Three designated outcomes saw significant improvements following implementation of an analytic tool that allocates clinical care costs and quality measures to individual patient encounters according to a study appearing in JAMA.
The three outcomes were total joint replacement, laboratory testing among medical inpatients and sepsis management.
Fee-for-service models are impacting health care costs at a rate increase of 5.3 percent annually. In 2014, they accounted for 17.7 percent of the U.S. gross domestic product (GDP).
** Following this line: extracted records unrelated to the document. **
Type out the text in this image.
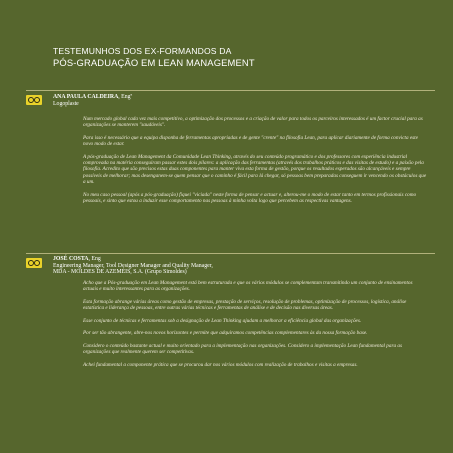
TESTEMUNHOS DOS EX-FORMANDOS DA
PÓS-GRADUAÇÃO EM LEAN MANAGEMENT
ANA PAULA CALDEIRA, Engª
Logoplaste

Num mercado global cada vez mais competitivo, a optimização dos processos e a criação de valor para todos os parceiros interessados é um factor crucial para as organizações se manterem "saudáveis".

Para isso é necessário que a equipa disponha de ferramentas apropriadas e de gente "crente" na filosofia Lean, para aplicar diariamente de forma convicta este novo modo de estar.

A pós-graduação de Lean Management da Comunidade Lean Thinking, através do seu conteúdo programático e dos professores com experiência industrial comprovada na matéria conseguiram passar estes dois pilares: a aplicação das ferramentas (através dos trabalhos práticos e das visitas de estudo) e a paixão pela filosofia. Acredito que são precisos estas duas componentes para manter viva esta forma de gestão, porque os resultados esperados são alcançáveis e sempre possíveis de melhorar; mas desenganem-se quem pensar que o caminho é fácil para lá chegar, só pessoas bem preparadas conseguem ir vencendo os obstáculos que a um.

No meu caso pessoal (após a pós-graduação) fiquei "viciada" neste forma de pensar e actuar e, alterou-me o modo de estar tanto em termos profissionais como pessoais, e sinto que estou a induzir esse comportamento nas pessoas à minha volta logo que percebem as respectivas vantagens.

JOSÉ COSTA, Eng
Engineering Manager, Tool Designer Manager and Quality Manager,
MDA - MOLDES DE AZEMÉIS, S.A. (Grupo Simoldes)

Acho que a Pós-graduação em Lean Management está bem estruturada e que os vários módulos se complementam transmitindo um conjunto de ensinamentos actuais e muito interessantes para as organizações.

Esta formação abrange várias áreas como gestão de empresas, prestação de serviços, resolução de problemas, optimização de processos, logística, análise estatística e liderança de pessoas, entre outras várias técnicas e ferramentas de análise e de decisão nas diversas áreas.

Esse conjunto de técnicas e ferramentas sob a designação de Lean Thinking ajudam a melhorar a eficiência global das organizações.

Por ser tão abrangente, abre-nos novos horizontes e permite que adquiramos competências complementares às da nossa formação base.

Considero o conteúdo bastante actual e muito orientado para a implementação nas organizações. Considero a implementação Lean fundamental para as organizações que realmente querem ser competitivas.

Achei fundamental a componente prática que se procurou dar nos vários módulos com realização de trabalhos e visitas a empresas.
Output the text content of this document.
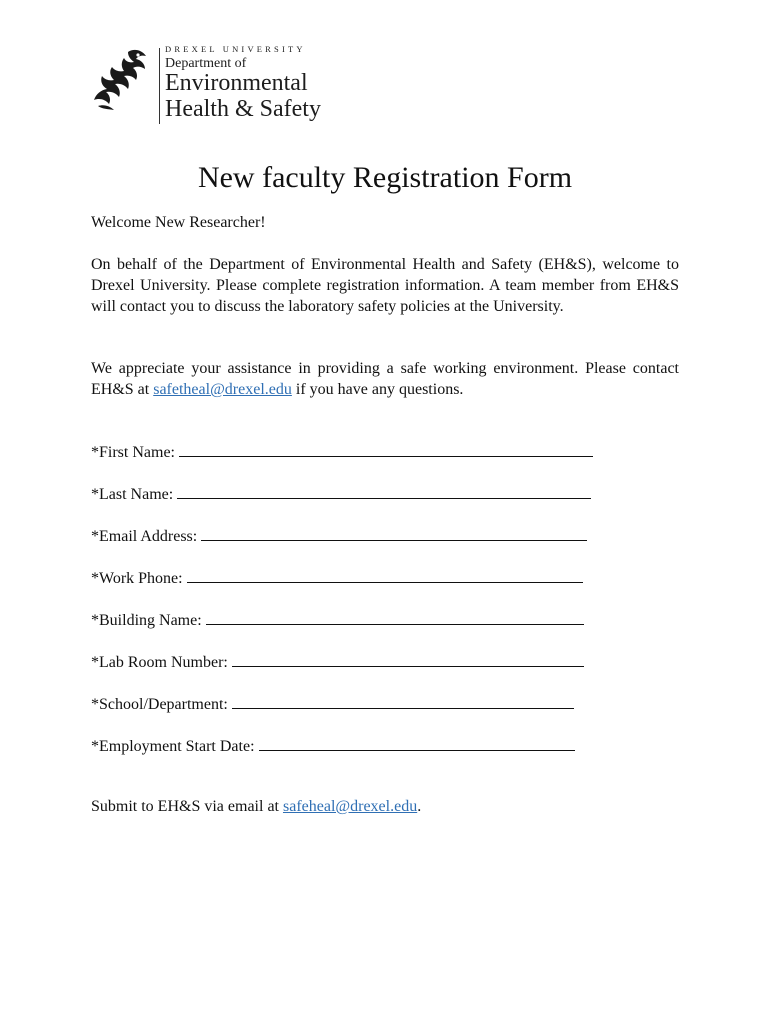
DREXEL UNIVERSITY
Department of
Environmental
Health & Safety
New faculty Registration Form
Welcome New Researcher!
On behalf of the Department of Environmental Health and Safety (EH&S), welcome to Drexel University. Please complete registration information. A team member from EH&S will contact you to discuss the laboratory safety policies at the University.
We appreciate your assistance in providing a safe working environment. Please contact EH&S at safetheal@drexel.edu if you have any questions.
*First Name:
*Last Name:
*Email Address:
*Work Phone:
*Building Name:
*Lab Room Number:
*School/Department:
*Employment Start Date:
Submit to EH&S via email at safeheal@drexel.edu.
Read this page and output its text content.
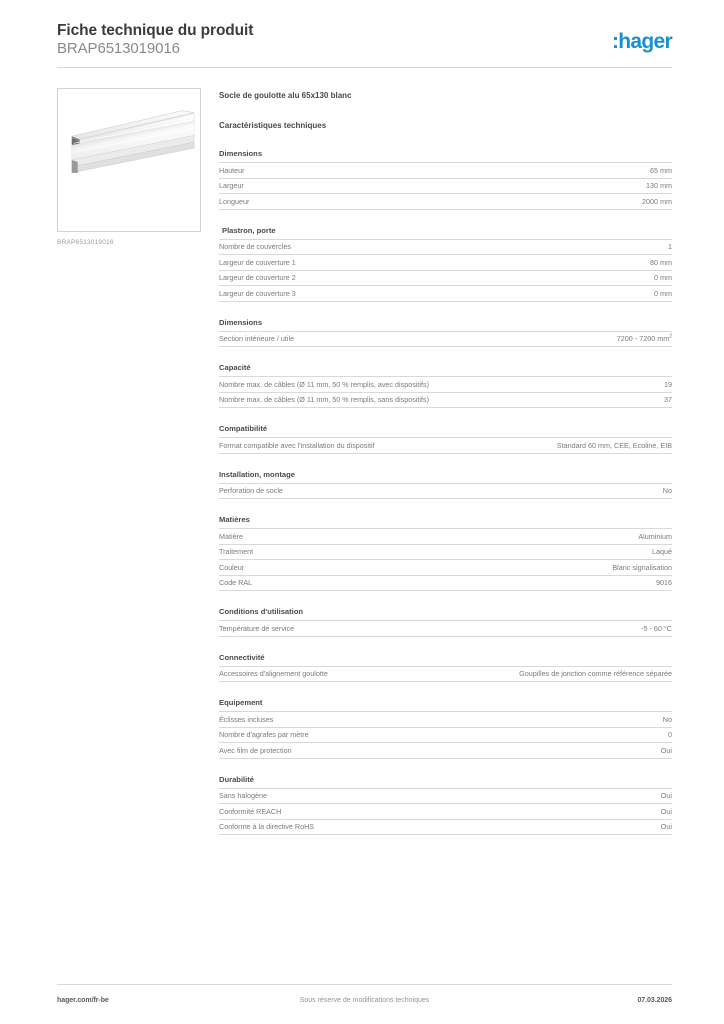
Fiche technique du produit
BRAP6513019016	:hager
BRAP6513019016
Socle de goulotte alu 65x130 blanc
Caractéristiques techniques
Dimensions
Hauteur	65 mm
Largeur	130 mm
Longueur	2000 mm
Plastron, porte
Nombre de couvercles	1
Largeur de couverture 1	80 mm
Largeur de couverture 2	0 mm
Largeur de couverture 3	0 mm
Dimensions
Section intérieure / utile	7200 - 7200 $mm^2$
Capacité
Nombre max. de câbles (Ø 11 mm, 50 % remplis, avec dispositifs)	19
Nombre max. de câbles (Ø 11 mm, 50 % remplis, sans dispositifs)	37
Compatibilité
Format compatible avec l'installation du dispositif	Standard 60 mm, CEE, Ecoline, EIB
Installation, montage
Perforation de socle	No
Matières
Matière	Aluminium
Traitement	Laqué
Couleur	Blanc signalisation
Code RAL	9016
Conditions d'utilisation
Température de service	-5 - 60 °C
Connectivité
Accessoires d'alignement goulotte	Goupilles de jonction comme référence séparée
Equipement
Éclisses incluses	No
Nombre d'agrafes par mètre	0
Avec film de protection	Oui
Durabilité
Sans halogène	Oui
Conformité REACH	Oui
Conforme à la directive RoHS	Oui
hager.com/fr-be	Sous réserve de modifications techniques	07.03.2026
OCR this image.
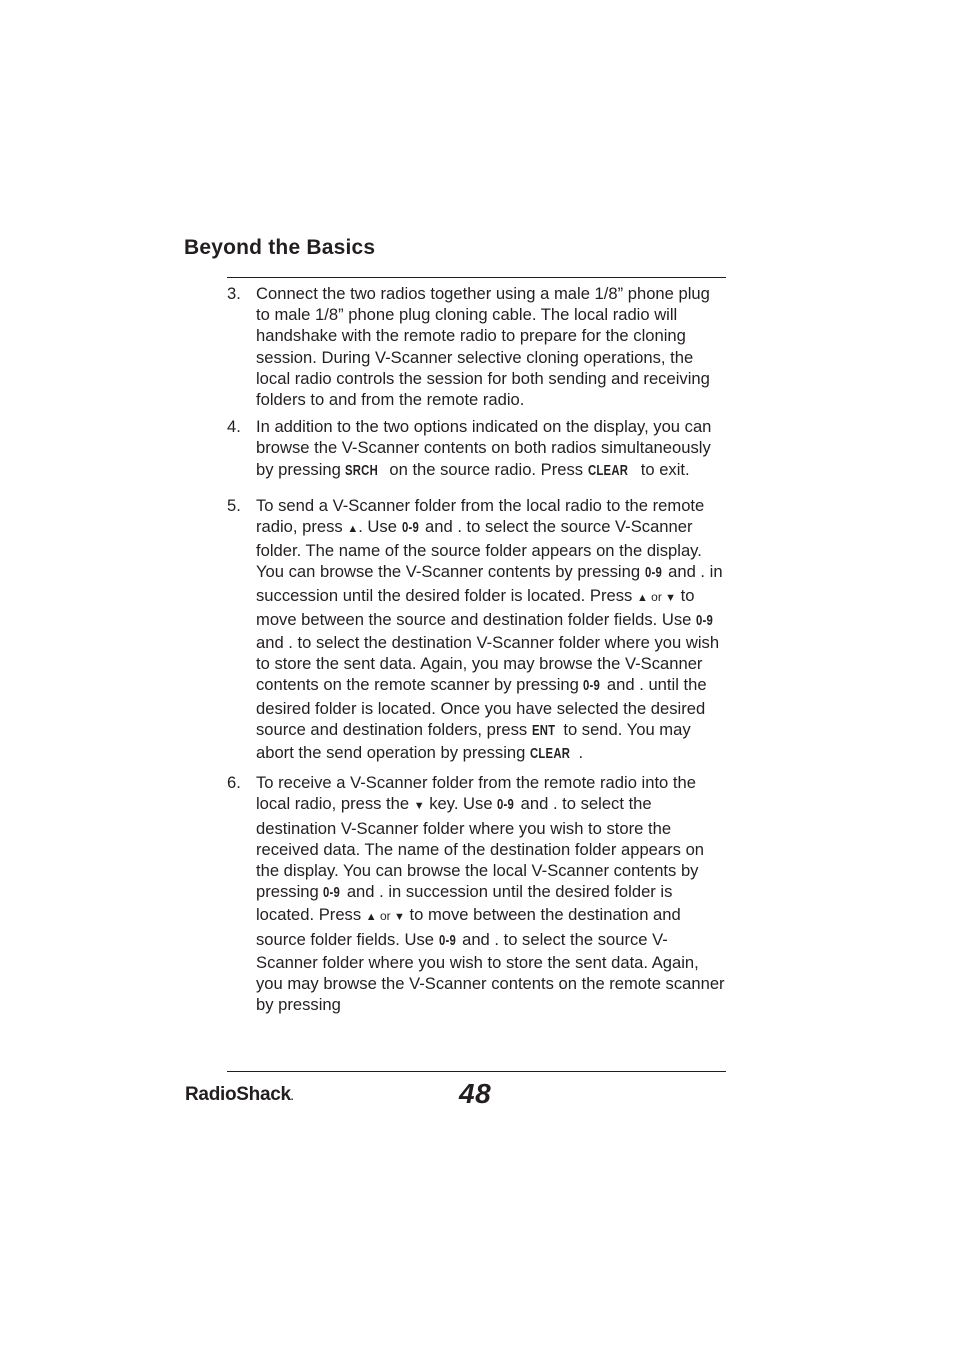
Beyond the Basics
3. Connect the two radios together using a male 1/8” phone plug to male 1/8” phone plug cloning cable. The local radio will handshake with the remote radio to prepare for the cloning session. During V-Scanner selective cloning operations, the local radio controls the session for both sending and receiving folders to and from the remote radio.
4. In addition to the two options indicated on the display, you can browse the V-Scanner contents on both radios simultaneously by pressing SRCH on the source radio. Press CLEAR to exit.
5. To send a V-Scanner folder from the local radio to the remote radio, press ▲. Use 0-9 and . to select the source V-Scanner folder. The name of the source folder appears on the display. You can browse the V-Scanner contents by pressing 0-9 and . in succession until the desired folder is located. Press ▲ or ▼ to move between the source and destination folder fields. Use 0-9 and . to select the destination V-Scanner folder where you wish to store the sent data. Again, you may browse the V-Scanner contents on the remote scanner by pressing 0-9 and . until the desired folder is located. Once you have selected the desired source and destination folders, press ENT to send. You may abort the send operation by pressing CLEAR .
6. To receive a V-Scanner folder from the remote radio into the local radio, press the ▼ key. Use 0-9 and . to select the destination V-Scanner folder where you wish to store the received data. The name of the destination folder appears on the display. You can browse the local V-Scanner contents by pressing 0-9 and . in succession until the desired folder is located. Press ▲ or ▼ to move between the destination and source folder fields. Use 0-9 and . to select the source V-Scanner folder where you wish to store the sent data. Again, you may browse the V-Scanner contents on the remote scanner by pressing
RadioShack.	48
They are set to rise to 19.6 percent of GDP by 2024.
Value-based payment models and alternative payment models incentivise
the provision of efficient, high-quality, patient-centered care through
financial penalties and rewards. To implement alternative payment models
effectively, physicians need to have a clear understanding of real care costs
as opposed to charges in addition to outcomes achieved for individual patients
with defined clinical conditions.
Study leader, Vivian S. Lee, MD, PhD, MBA., of the University of Utah, and colleagues measured quality and outcomes relative to cost from 2012 to 2016 at University of Utah Health Care.
Doctors were provided with access to a tool with information about outcomes, costs and variation then collaborated with process improvement experts.
During the study, there were 1.7 million total patient visits. This total included 34,000 inpatient discharges.
The three outcomes showed an up to 11 percent drop in costs against the baseline year following implementation.
“Implementation of a multifaceted value-driven outcomes tool to identify
high variability in costs and outcomes in a large single health care system was
associated with reduced costs and improved quality for 3 selected clinical
projects. There may be benefit for individual physicians to understand actual
care costs (not charges) and outcomes achieved for individual patients with
defined clinical conditions,” the authors write.